When I was fat...I had no energy. Let's face it, I was probably depressed. I slept a lot, I stayed at home, and I felt like a blob. I asked my kids to go get me things, especially if it was downstairs or upstairs, I drove everywhere and tried not to have to walk as much a possible. I thought about things that had to be done--gardening, unpacking boxes, etc. and just cringed. I ignored what had to be done or asked my husband to do it. Now, I have a spring in my step and so much energy! I just spent a morning doing yard work and am now wondering what else I can accomplish around here today. I bring up ideas for our family to do together and make them happen, like biking to the community pool, biking to a concert in the park, or walking to a nearby lake to go for a swim. I'm getting back to my energizer bunny personality and reclaiming the role of the one in the family who comes up with ideas and who sets goals. Our life seems so much more full and fun.

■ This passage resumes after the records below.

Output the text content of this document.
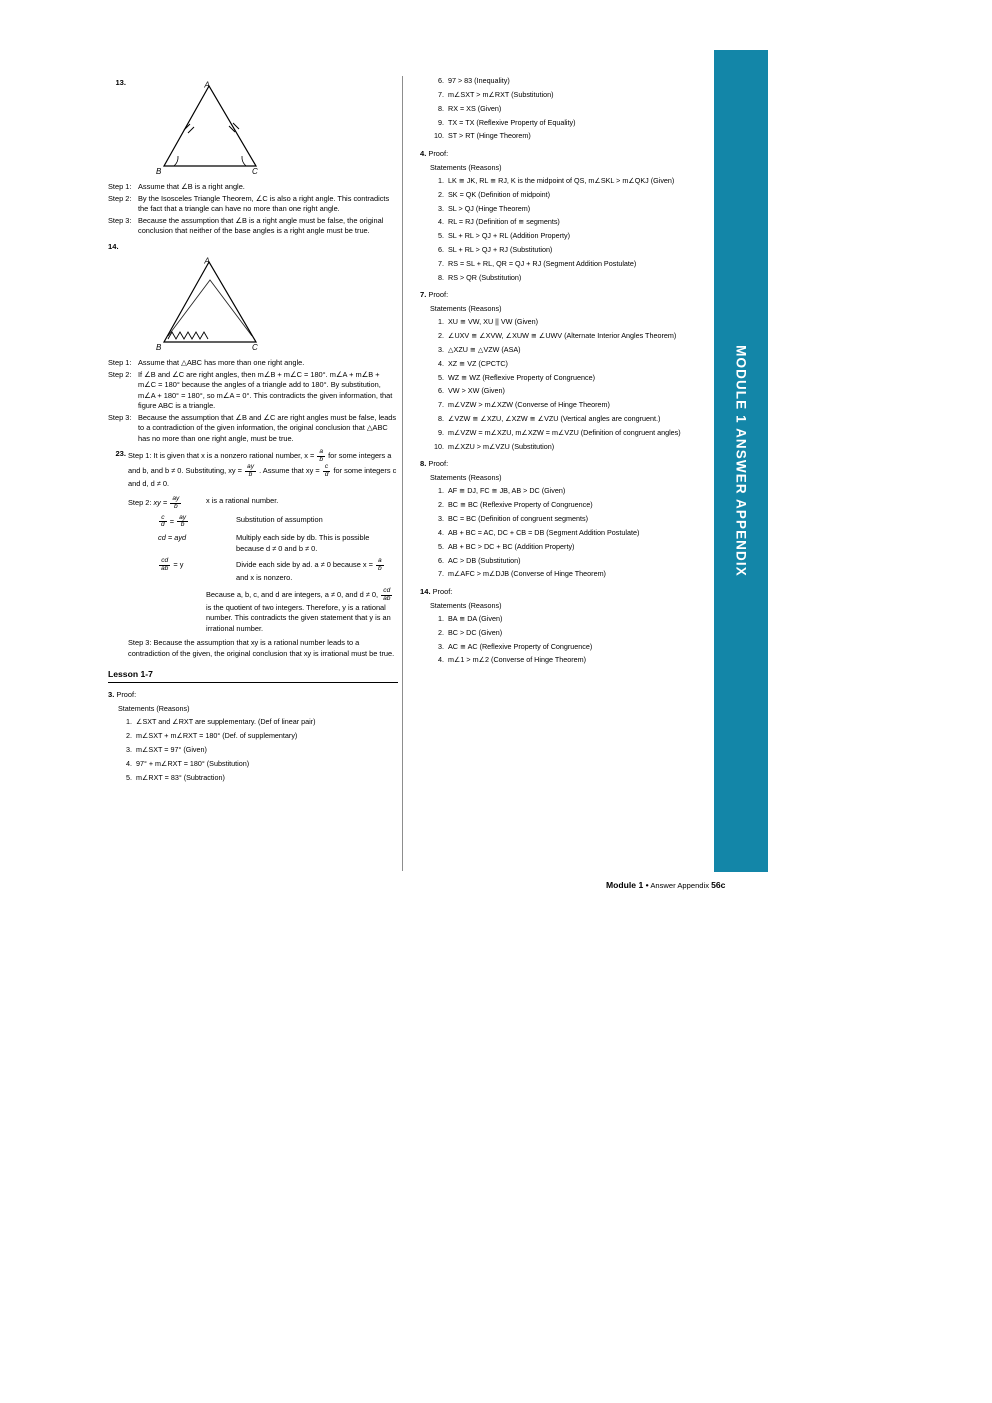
MODULE 1 ANSWER APPENDIX
13.	A
B	C
Step 1: Assume that ∠B is a right angle.
Step 2: By the Isosceles Triangle Theorem, ∠C is also a right angle. This contradicts the fact that a triangle can have no more than one right angle.
Step 3: Because the assumption that ∠B is a right angle must be false, the original conclusion that neither of the base angles is a right angle must be true.
14.
A
B	C
Step 1: Assume that △ABC has more than one right angle.
Step 2: If ∠B and ∠C are right angles, then m∠B + m∠C = 180°. m∠A + m∠B + m∠C = 180° because the angles of a triangle add to 180°. By substitution, m∠A + 180° = 180°, so m∠A = 0°. This contradicts the given information, that figure ABC is a triangle.
Step 3: Because the assumption that ∠B and ∠C are right angles must be false, leads to a contradiction of the given information, the original conclusion that △ABC has no more than one right angle, must be true.
23. Step 1: It is given that x is a nonzero rational number, $x = \frac{a}{b}$ for some integers a and b, and b ≠ 0. Substituting, xy = $\frac{ay}{b}$ . Assume that xy = $\frac{c}{d}$ for some integers c and d, d ≠ 0.
Step 2: xy = $\frac{ay}{b}$	x is a rational number.
$\frac{c}{d} = \frac{ay}{b}$	Substitution of assumption
cd = ayd	Multiply each side by db. This is possible because d ≠ 0 and b ≠ 0.
$\frac{cd}{ab} = y$	Divide each side by ad. a ≠ 0 because $x = \frac{a}{b}$
and x is nonzero.
Because a, b, c, and d are integers, a ≠ 0, and d ≠ 0, $\frac{cd}{ab}$
is the quotient of two integers. Therefore, y is a rational number. This contradicts the given statement that y is an irrational number.
Step 3: Because the assumption that xy is a rational number leads to a contradiction of the given, the original conclusion that xy is irrational must be true.
Lesson 1-7
3. Proof:
Statements (Reasons)
1. ∠SXT and ∠RXT are supplementary. (Def of linear pair)
2. m∠SXT + m∠RXT = 180° (Def. of supplementary)
3. m∠SXT = 97° (Given)
4. 97° + m∠RXT = 180° (Substitution)
5. m∠RXT = 83° (Subtraction)
6. 97 > 83 (Inequality)
7. m∠SXT > m∠RXT (Substitution)
8. RX = XS (Given)
9. TX = TX (Reflexive Property of Equality)
10. ST > RT (Hinge Theorem)
4. Proof:
Statements (Reasons)
1. LK ≅ JK, RL ≅ RJ, K is the midpoint of QS, m∠SKL > m∠QKJ (Given)
2. SK = QK (Definition of midpoint)
3. SL > QJ (Hinge Theorem)
4. RL = RJ (Definition of ≅ segments)
5. SL + RL > QJ + RL (Addition Property)
6. SL + RL > QJ + RJ (Substitution)
7. RS = SL + RL, QR = QJ + RJ (Segment Addition Postulate)
8. RS > QR (Substitution)
7. Proof:
Statements (Reasons)
1. XU ≅ VW, XU || VW (Given)
2. ∠UXV ≅ ∠XVW, ∠XUW ≅ ∠UWV (Alternate Interior Angles Theorem)
3. △XZU ≅ △VZW (ASA)
4. XZ ≅ VZ (CPCTC)
5. WZ ≅ WZ (Reflexive Property of Congruence)
6. VW > XW (Given)
7. m∠VZW > m∠XZW (Converse of Hinge Theorem)
8. ∠VZW ≅ ∠XZU, ∠XZW ≅ ∠VZU (Vertical angles are congruent.)
9. m∠VZW = m∠XZU, m∠XZW = m∠VZU (Definition of congruent angles)
10. m∠XZU > m∠VZU (Substitution)
8. Proof:
Statements (Reasons)
1. AF ≅ DJ, FC ≅ JB, AB > DC (Given)
2. BC ≅ BC (Reflexive Property of Congruence)
3. BC = BC (Definition of congruent segments)
4. AB + BC = AC, DC + CB = DB (Segment Addition Postulate)
5. AB + BC > DC + BC (Addition Property)
6. AC > DB (Substitution)
7. m∠AFC > m∠DJB (Converse of Hinge Theorem)
14. Proof:
Statements (Reasons)
1. BA ≅ DA (Given)
2. BC > DC (Given)
3. AC ≅ AC (Reflexive Property of Congruence)
4. m∠1 > m∠2 (Converse of Hinge Theorem)
Module 1 • Answer Appendix 56c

One thing I know about recovery is that it's never over. You don't just one day get to be recovered--you have to continually monitor your thinking and work your program in order to stay in recovery. Relapses may happen, and in fact they are part of recovery. But if I can keep these benefits of being in recovery in mind and do the things that keep me in recovery (especially exercise!), I know I can keep reaping these benefits.